CHOP researchers delay symptoms, extend lifespan in animal model of Batten disease

Researchers have taken a significant step forward in developing gene therapy against a fatal neurodegenerative disease that strikes children. By delivering a working version of a gene to produce a key enzyme that is lacking in Batten disease, the scientists delayed symptoms and extended lifespan in dogs with a comparable disease.

The paper appears online today in Science Translational Medicine.

"One treatment of gene therapy gave these dogs a remarkable improvement in their quality of life," said Beverly L. Davidson, Ph.D., director of the Raymond G. Perelman Center for Cellular and Molecular Therapeutics at The Children's Hospital of Philadelphia. "If the outcome is equally profound in children with the same enzyme deficiency, this would represent a great benefit for affected children and their families."

Davidson's team focused on the rare, inherited childhood disorder, late infantile neuronal ceroid lipofuscinosis, also called Batten disease. Batten disease is one of a group of inherited diseases called lysosomal storage disorders, which impair the body's ability to dispose of cellular waste products. Having a naturally occurring disease that mimics Batten disease, the dogs used in this study provide a biological model for researching human disease.

In most children with the late infantile form of Batten disease and the affected dogs, mutations in the TPP1 gene disable the body's ability to produce the enzyme tripeptidyl peptidase 1 (TPP1), which normally allows brain cells to recycle cellular waste. The abnormal waste buildup erodes toddlers' abilities to walk, talk, think, and see. Symptoms and seizures usually appear between ages two and four, and the disease progresses, with most children dying by age 10.

In lysosomal storage diseases that affect other organs such as liver or muscle, doctors treat patients with repeated infusions of the missing enzyme into blood vessels, but infusion into vessels will not work when brain tissue is involved, as in Batten disease. Instead, direct infusions into the brain would be required. Indeed, there currently is an experimental therapy testing whether twice-monthly infusions of enzyme into the brains of TPP1-deficient children impacts the disease course.

In this study, Davidson and colleagues used a non-disease-causing adeno-associated virus to deliver the corrective gene into specialized cells in the dogs' brains. The researchers delivered the virus once at three months of age. The specialized cells secreted the enzyme (TPP1) encoded by the gene into the cerebrospinal fluid around the brain for the months that followed the one-time treatment.

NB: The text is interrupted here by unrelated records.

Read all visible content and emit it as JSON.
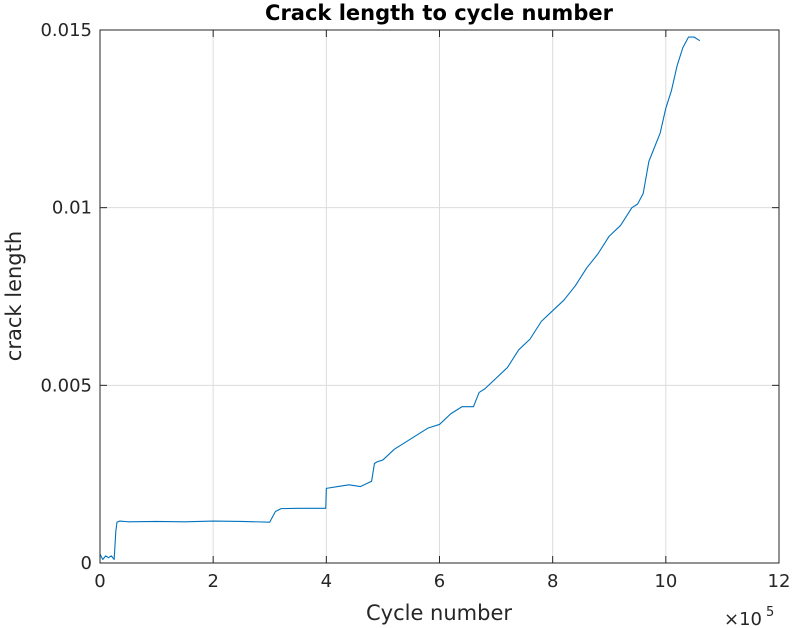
{
  "chart_data": {
    "type": "line",
    "title": "Crack length to cycle number",
    "xlabel": "Cycle number",
    "ylabel": "crack length",
    "xlim": [
      0,
      1200000
    ],
    "ylim": [
      0,
      0.015
    ],
    "x_tick_values": [
      0,
      2,
      4,
      6,
      8,
      10,
      12
    ],
    "x_tick_labels": [
      "0",
      "2",
      "4",
      "6",
      "8",
      "10",
      "12"
    ],
    "x_multiplier": "×10",
    "x_multiplier_exponent": "5",
    "y_tick_values": [
      0,
      0.005,
      0.01,
      0.015
    ],
    "y_tick_labels": [
      "0",
      "0.005",
      "0.01",
      "0.015"
    ],
    "grid": true,
    "line_color": "#0072bd",
    "series": [
      {
        "x": [
          0,
          5000,
          10000,
          15000,
          20000,
          25000,
          28000,
          30000,
          35000,
          50000,
          100000,
          150000,
          200000,
          250000,
          300000,
          310000,
          320000,
          350000,
          380000,
          399000,
          400000,
          420000,
          440000,
          460000,
          480000,
          485000,
          490000,
          500000,
          520000,
          540000,
          560000,
          580000,
          600000,
          620000,
          640000,
          660000,
          670000,
          680000,
          700000,
          720000,
          740000,
          760000,
          780000,
          800000,
          820000,
          840000,
          860000,
          880000,
          900000,
          920000,
          940000,
          950000,
          960000,
          970000,
          980000,
          990000,
          1000000,
          1010000,
          1020000,
          1030000,
          1040000,
          1050000,
          1060000
        ],
        "y": [
          0.00025,
          0.0001,
          0.0002,
          0.00015,
          0.0002,
          0.0001,
          0.0009,
          0.00115,
          0.00118,
          0.00116,
          0.00117,
          0.00116,
          0.00118,
          0.00117,
          0.00115,
          0.00145,
          0.00153,
          0.00154,
          0.00154,
          0.00154,
          0.0021,
          0.00215,
          0.0022,
          0.00215,
          0.0023,
          0.0028,
          0.00285,
          0.0029,
          0.0032,
          0.0034,
          0.0036,
          0.0038,
          0.0039,
          0.0042,
          0.0044,
          0.0044,
          0.0048,
          0.0049,
          0.0052,
          0.0055,
          0.006,
          0.0063,
          0.0068,
          0.0071,
          0.0074,
          0.0078,
          0.0083,
          0.0087,
          0.0092,
          0.0095,
          0.01,
          0.0101,
          0.0104,
          0.0113,
          0.0117,
          0.0121,
          0.0128,
          0.0133,
          0.014,
          0.0145,
          0.0148,
          0.0148,
          0.0147
        ]
      }
    ]
  }
}
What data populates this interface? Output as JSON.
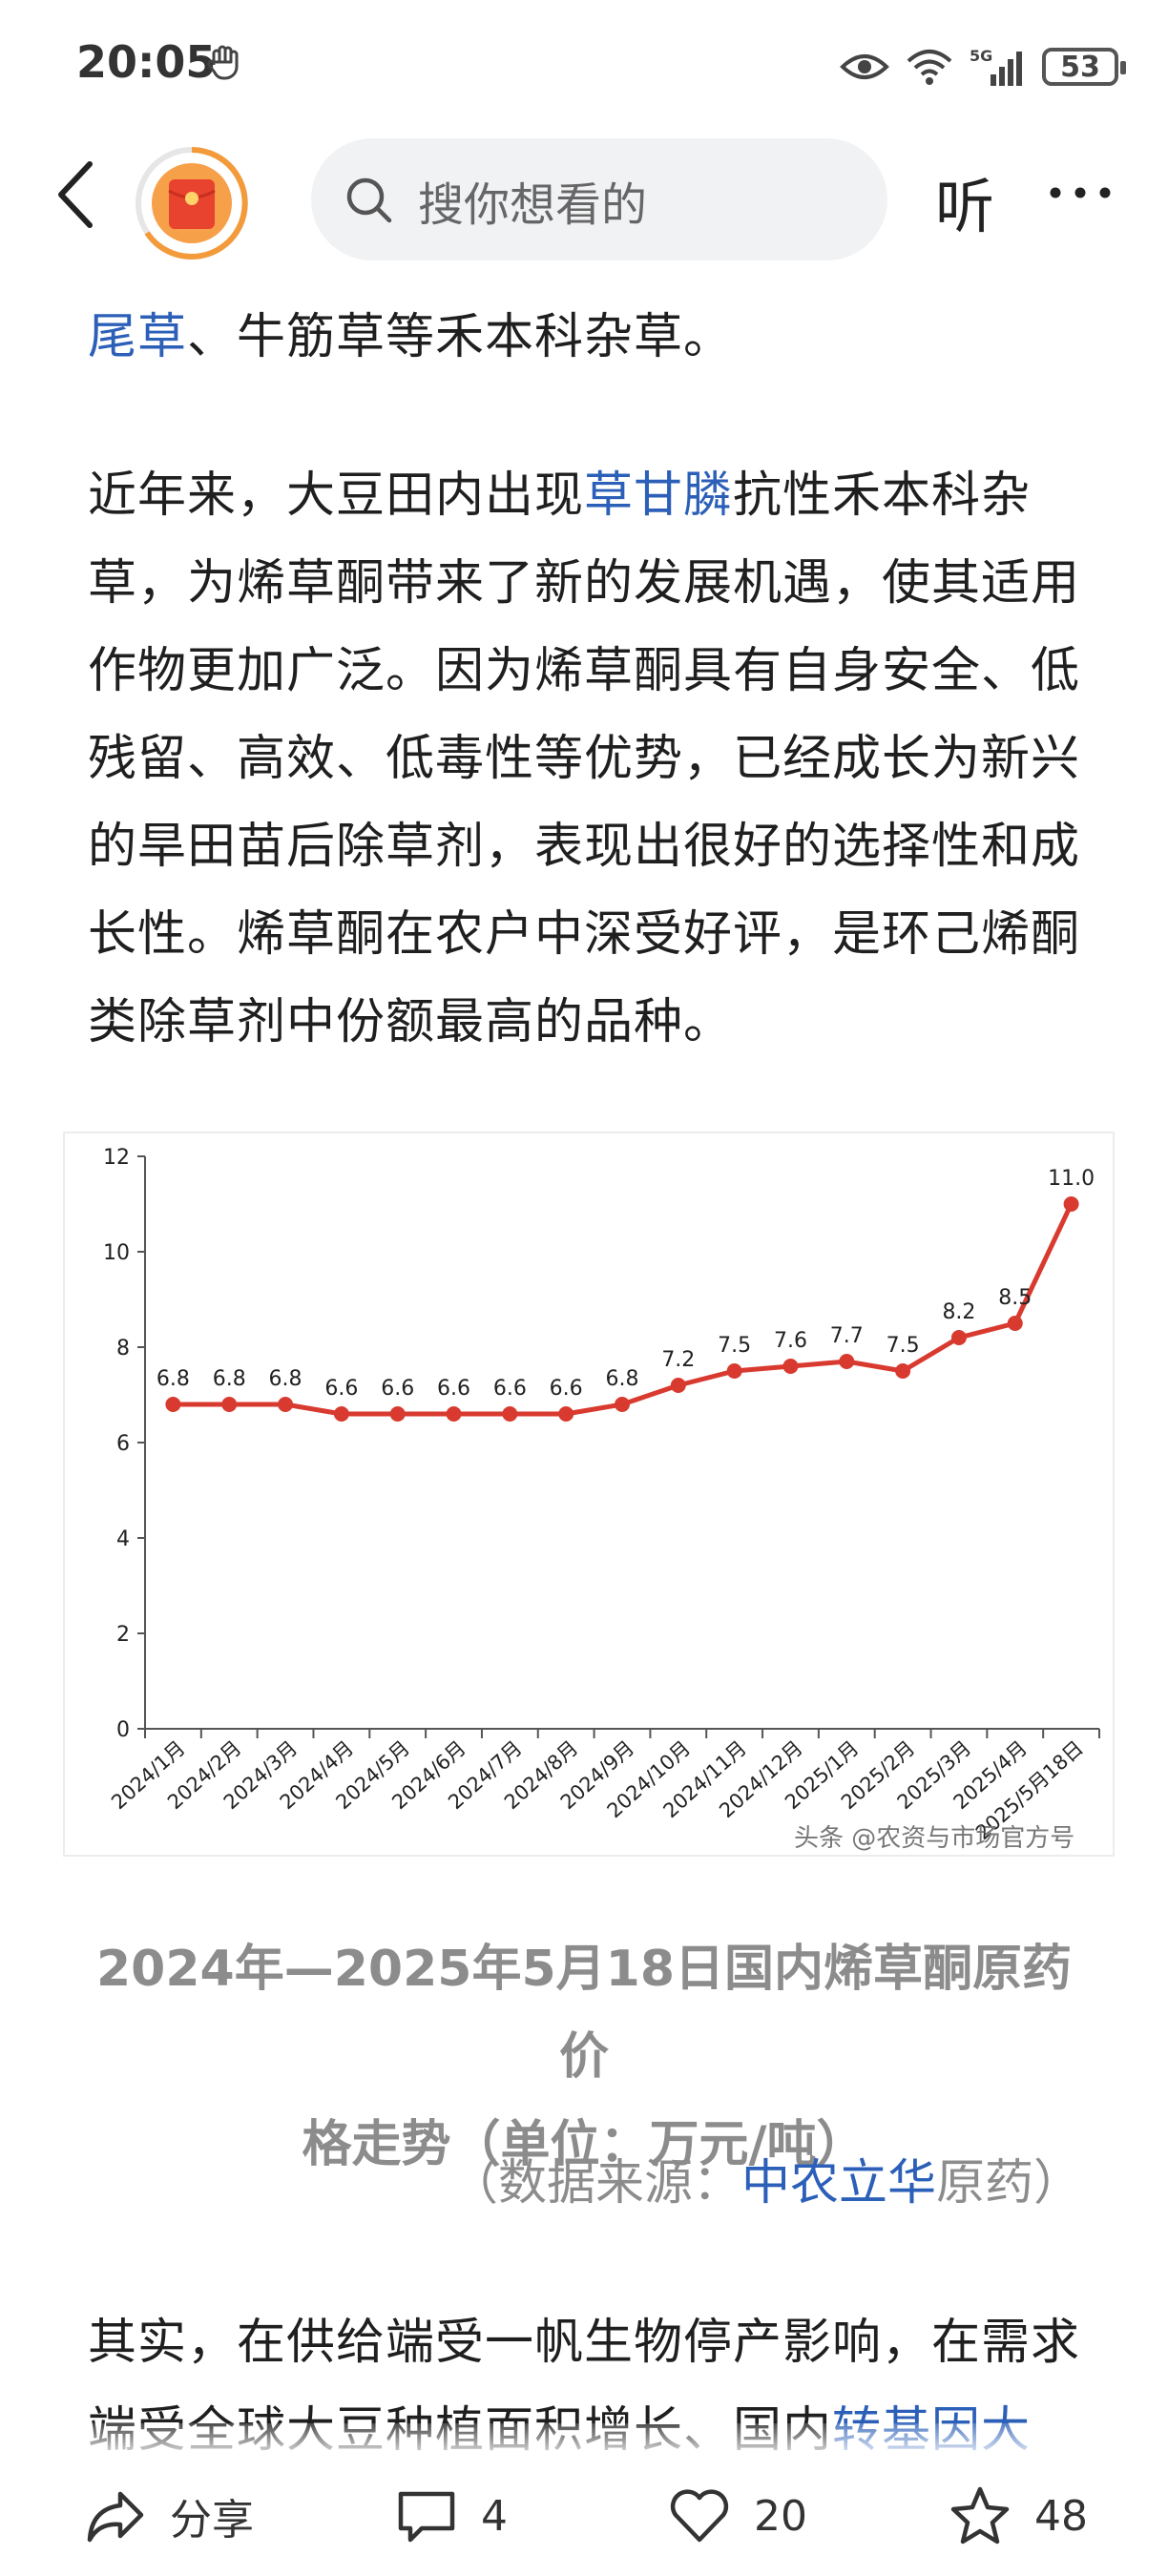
{
  "status_bar": {
    "time": "20:05",
    "network": "5G",
    "battery": "53"
  },
  "nav": {
    "search_placeholder": "搜你想看的",
    "listen_label": "听"
  },
  "article": {
    "line0": {
      "link": "尾草",
      "rest": "、牛筋草等禾本科杂草。"
    },
    "p1": [
      {
        "pre": "近年来，大豆田内出现",
        "link": "草甘膦",
        "post": "抗性禾本科杂"
      },
      {
        "text": "草，为烯草酮带来了新的发展机遇，使其适用"
      },
      {
        "text": "作物更加广泛。因为烯草酮具有自身安全、低"
      },
      {
        "text": "残留、高效、低毒性等优势，已经成长为新兴"
      },
      {
        "text": "的旱田苗后除草剂，表现出很好的选择性和成"
      },
      {
        "text": "长性。烯草酮在农户中深受好评，是环己烯酮"
      },
      {
        "text": "类除草剂中份额最高的品种。"
      }
    ],
    "caption_line1": "2024年—2025年5月18日国内烯草酮原药价",
    "caption_line2": "格走势（单位：万元/吨）",
    "source": {
      "pre": "（数据来源：",
      "link": "中农立华",
      "post": "原药）"
    },
    "p2_line1": "其实，在供给端受一帆生物停产影响，在需求",
    "p2_line2": {
      "pre": "端受全球大豆种植面积增长、国内",
      "link": "转基因大豆"
    }
  },
  "chart_data": {
    "type": "line",
    "categories": [
      "2024/1月",
      "2024/2月",
      "2024/3月",
      "2024/4月",
      "2024/5月",
      "2024/6月",
      "2024/7月",
      "2024/8月",
      "2024/9月",
      "2024/10月",
      "2024/11月",
      "2024/12月",
      "2025/1月",
      "2025/2月",
      "2025/3月",
      "2025/4月",
      "2025/5月18日"
    ],
    "values": [
      6.8,
      6.8,
      6.8,
      6.6,
      6.6,
      6.6,
      6.6,
      6.6,
      6.8,
      7.2,
      7.5,
      7.6,
      7.7,
      7.5,
      8.2,
      8.5,
      11.0
    ],
    "value_labels": [
      "6.8",
      "6.8",
      "6.8",
      "6.6",
      "6.6",
      "6.6",
      "6.6",
      "6.6",
      "6.8",
      "7.2",
      "7.5",
      "7.6",
      "7.7",
      "7.5",
      "8.2",
      "8.5",
      "11.0"
    ],
    "yticks": [
      "0",
      "2",
      "4",
      "6",
      "8",
      "10",
      "12"
    ],
    "ylim": [
      0,
      12
    ],
    "grid": false,
    "line_color": "#d93a2f",
    "watermark": "头条 @农资与市场官方号"
  },
  "bottom_bar": {
    "share_label": "分享",
    "comments": "4",
    "likes": "20",
    "favorites": "48"
  }
}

The enzyme spread throughout the dogs' brains, and the researchers measured evidence of its expression in cerebrospinal fluid for months. The dogs showed striking clinical improvements. Compared to untreated control dogs affected by the disease, the treated dogs walked with a more normal gait, navigated a maze, and better interacted with other dogs. Although the dogs were not cured, their disease progression and cognitive decline were slowed, and they had longer lifespans.

If this gene therapy approach can achieve comparable results in children, said Davidson, it would greatly improve their quality of life. In addition to improvements in motor control and cognition, it could reduce patient risk by avoiding repeated access to the brain for life-long enzyme infusions or the need for implanted enzyme-delivery devices.